'Millions at risk from rising water pollution'

Aug 31, 2016

"The increasing amount of wastewater being dumped into our surface waters is deeply troubling."

Increasingly polluted rivers in Africa, Asia and Latin America pose a disease risk to more than 300 million people and threaten fisheries and farming in many countries, a UN report has warned.

Already, some 3.4 million people die every year from water-borne ailments such as cholera, typhoid, some types of hepatitis and diarrhoeal diseases, said the United Nations Environment Programme.

"Many of these diseases are due to the presence of human waste in water," it said in a statement.
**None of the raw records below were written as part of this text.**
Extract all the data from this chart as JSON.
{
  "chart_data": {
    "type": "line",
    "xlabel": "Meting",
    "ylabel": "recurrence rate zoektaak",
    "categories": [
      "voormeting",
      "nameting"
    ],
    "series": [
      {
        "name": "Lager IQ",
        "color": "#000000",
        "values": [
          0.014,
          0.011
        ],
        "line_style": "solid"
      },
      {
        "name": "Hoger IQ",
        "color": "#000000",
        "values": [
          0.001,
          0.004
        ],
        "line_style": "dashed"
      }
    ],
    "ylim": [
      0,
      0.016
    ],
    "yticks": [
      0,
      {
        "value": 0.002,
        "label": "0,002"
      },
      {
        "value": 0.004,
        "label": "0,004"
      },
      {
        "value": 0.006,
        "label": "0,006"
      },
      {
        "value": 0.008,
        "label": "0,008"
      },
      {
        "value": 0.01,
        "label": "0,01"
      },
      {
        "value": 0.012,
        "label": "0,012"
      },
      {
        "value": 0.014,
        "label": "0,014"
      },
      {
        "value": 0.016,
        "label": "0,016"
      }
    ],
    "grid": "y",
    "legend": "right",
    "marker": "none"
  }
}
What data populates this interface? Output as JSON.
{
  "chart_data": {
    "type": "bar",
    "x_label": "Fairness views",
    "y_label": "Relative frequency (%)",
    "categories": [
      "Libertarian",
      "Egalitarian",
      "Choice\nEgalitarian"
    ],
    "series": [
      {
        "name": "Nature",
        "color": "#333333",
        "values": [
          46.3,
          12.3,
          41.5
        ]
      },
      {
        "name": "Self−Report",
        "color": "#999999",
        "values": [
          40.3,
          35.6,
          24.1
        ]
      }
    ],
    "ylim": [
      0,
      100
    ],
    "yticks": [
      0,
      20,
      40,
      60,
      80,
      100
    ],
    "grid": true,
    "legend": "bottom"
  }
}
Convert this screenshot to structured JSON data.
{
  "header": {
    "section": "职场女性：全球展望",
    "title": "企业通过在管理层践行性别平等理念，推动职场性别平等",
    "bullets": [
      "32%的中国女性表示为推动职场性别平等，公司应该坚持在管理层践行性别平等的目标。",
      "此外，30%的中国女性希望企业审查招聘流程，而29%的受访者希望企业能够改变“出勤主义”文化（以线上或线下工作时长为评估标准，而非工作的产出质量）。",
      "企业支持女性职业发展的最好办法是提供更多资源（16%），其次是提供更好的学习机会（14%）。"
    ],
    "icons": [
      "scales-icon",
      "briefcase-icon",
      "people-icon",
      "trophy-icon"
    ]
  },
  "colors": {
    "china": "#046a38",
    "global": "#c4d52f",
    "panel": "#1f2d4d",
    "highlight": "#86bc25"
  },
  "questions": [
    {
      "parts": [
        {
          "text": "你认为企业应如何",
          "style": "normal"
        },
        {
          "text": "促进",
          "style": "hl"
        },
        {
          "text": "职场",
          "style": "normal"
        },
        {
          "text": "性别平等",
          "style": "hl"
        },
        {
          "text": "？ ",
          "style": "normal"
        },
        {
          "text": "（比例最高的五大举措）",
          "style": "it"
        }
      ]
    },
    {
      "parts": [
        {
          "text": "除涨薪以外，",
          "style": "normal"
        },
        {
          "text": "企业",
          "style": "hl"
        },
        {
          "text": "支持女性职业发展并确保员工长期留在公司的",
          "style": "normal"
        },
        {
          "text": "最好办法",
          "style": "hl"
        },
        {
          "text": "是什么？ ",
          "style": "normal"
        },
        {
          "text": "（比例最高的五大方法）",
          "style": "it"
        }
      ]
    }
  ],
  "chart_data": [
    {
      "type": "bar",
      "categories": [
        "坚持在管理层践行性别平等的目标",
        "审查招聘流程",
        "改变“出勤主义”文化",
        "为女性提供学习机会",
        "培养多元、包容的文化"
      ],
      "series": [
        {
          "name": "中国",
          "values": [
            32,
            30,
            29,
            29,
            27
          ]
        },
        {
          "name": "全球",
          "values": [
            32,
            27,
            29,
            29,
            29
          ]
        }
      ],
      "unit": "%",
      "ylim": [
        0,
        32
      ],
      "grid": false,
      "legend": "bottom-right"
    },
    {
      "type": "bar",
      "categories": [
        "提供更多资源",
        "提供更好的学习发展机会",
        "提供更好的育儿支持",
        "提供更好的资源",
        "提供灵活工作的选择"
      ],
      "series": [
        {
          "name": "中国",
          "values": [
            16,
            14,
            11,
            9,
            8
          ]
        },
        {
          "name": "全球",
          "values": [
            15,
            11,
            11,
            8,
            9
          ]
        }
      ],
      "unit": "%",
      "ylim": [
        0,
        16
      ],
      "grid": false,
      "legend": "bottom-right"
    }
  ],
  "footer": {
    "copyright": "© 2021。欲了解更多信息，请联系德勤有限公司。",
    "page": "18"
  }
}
"The solution is not only to build more sewers but to treat wastewater."

The agency estimated that 164 million people were at risk of water-borne diseases in Africa, 134 million in Asia and 25 million in Latin America.

"The increasing amount of wastewater being dumped into our surface waters is deeply troubling," said UNEP chief scientist Jacqueline McGlade.

"Access to quality water is essential for human health and human development. Both are at risk if we fail to stop the pollution."

The rise is driven by factory waste, runoff from fertilisers and pesticides used in agriculture, as well as an increase in untreated sewage discarded into rivers and lakes, the agency said.

"Severe pathogen pollution... is estimated to affect around a quarter of Latin American river stretches," said the agency -- up to a quarter in Africa and half in Asia.

In some countries, up to 90 percent of the population relies on rivers and lakes for drinking water, said the report.

Freshwater fisheries, which employ some 21 million fishermen and create some 38.5 million related jobs, are also at risk, while salinity pollution from dumped wastewater threatens irrigated crops.

"There is still time to tackle water pollution," said the UNEP.

Polluted water must be treated before entering rivers or lakes, wastewater recycled for irrigation, and wetlands restored to remove pollution from runoff water.

"It is now time to use these tools to combat what is slowly becoming one of the greatest threats to human health and development around the world," said McGlade.